Rietberg. Da staunten die Autofahrer in der Gräfin-Ernestine-Straße nicht schlecht. Nicht nur, dass ein großes Display ihnen gefahrene Geschwindigkeiten aufzeigte, auch eine ganze Schar von Grundschülern war vor Ort, um unvernünftigen Rasern im Wohngebiet ihre Meinung zu sagen. Das allerdings taten die Mädchen und Jungen der vierten Jahrgangsstufe der Dasshorstschule nicht verbal, sondern mit Hilfe von bunten Karten. Einige wenige grüne Exemplare erhielten jene Fahrzeugführer, die sich tatsächlich an das hielten, was in der Gräfin-Ernestine-Straße vorgeschrieben ist: Schrittgeschwindigkeit. Der Bereich sei keinewegs, wie viele irrtümlich meinten, eine Tempo-30-Zone, erklärte vor Ort Martina Venne von der Ordnungsabteilung der Stadtverwaltung. Genau das aber nahmen die meisten Autofahrer an und so zückten die jungen Verkehrswächter, die unter Führung von Schulleiter Jochen Evers an der Aufklärungsaktion teilnahmen, auch gelbe Karten für jene, die schneller als 12 Stundenkilometer fuhren. Auch rote Karten hagelte es reichlich, denn manch einer war sogar schneller unterwegs als mit 30km/h.

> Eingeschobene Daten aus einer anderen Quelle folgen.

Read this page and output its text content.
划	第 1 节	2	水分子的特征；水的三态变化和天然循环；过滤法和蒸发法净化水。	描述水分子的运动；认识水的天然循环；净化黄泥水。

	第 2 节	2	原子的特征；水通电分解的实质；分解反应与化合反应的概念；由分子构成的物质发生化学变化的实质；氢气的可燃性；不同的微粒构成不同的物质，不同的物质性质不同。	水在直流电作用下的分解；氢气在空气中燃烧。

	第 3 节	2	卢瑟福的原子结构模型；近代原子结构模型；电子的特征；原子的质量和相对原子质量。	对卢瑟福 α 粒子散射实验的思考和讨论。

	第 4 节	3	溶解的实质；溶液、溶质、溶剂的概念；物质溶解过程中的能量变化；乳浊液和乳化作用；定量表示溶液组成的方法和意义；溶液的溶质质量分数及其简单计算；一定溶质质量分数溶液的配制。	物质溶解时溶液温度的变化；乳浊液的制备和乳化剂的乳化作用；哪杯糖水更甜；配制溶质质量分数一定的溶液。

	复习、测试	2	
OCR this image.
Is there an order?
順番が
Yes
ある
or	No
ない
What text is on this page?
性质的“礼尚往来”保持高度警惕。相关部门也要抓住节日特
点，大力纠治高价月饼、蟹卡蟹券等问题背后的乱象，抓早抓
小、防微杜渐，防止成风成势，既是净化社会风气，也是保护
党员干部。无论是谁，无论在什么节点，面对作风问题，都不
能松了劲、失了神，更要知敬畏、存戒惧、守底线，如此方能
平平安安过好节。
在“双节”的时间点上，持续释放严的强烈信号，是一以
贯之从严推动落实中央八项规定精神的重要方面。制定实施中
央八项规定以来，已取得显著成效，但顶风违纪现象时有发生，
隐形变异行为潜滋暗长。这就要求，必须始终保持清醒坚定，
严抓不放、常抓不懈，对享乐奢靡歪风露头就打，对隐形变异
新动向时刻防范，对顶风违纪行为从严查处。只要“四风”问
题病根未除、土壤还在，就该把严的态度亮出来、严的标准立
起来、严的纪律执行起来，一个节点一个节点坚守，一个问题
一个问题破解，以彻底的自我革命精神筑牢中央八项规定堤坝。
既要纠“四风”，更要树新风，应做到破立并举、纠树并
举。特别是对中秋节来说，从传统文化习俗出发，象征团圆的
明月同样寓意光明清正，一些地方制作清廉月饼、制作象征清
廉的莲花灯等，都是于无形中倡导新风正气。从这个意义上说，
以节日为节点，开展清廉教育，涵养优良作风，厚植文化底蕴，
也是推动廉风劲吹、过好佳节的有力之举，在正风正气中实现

Polizei-Bezirksbeamter Birger Rosenau begleitete die Aktion und informierte die Autofahrer zusätzlich über die Geschwindigkeitsbegrenzung in dem Wohngebiet am Rande der Innenstadt. "Wir hoffen, dass solche Maßnahmen das Bewusstsein bei allen Auto- und Zweiradfahrern schärfen, mehr auf örtliche Gegebenheiten und Beschilderungen zu beachten. Die Gräfin-Ernestine-Straße ist auch ein Schulweg, zudem liegt direkt an ihr ein Kindergarten. Da ist es wichtig, dass die stärkeren Verkehrsteilnehmer auch wirklich Rücksicht üben", so Martina Venne.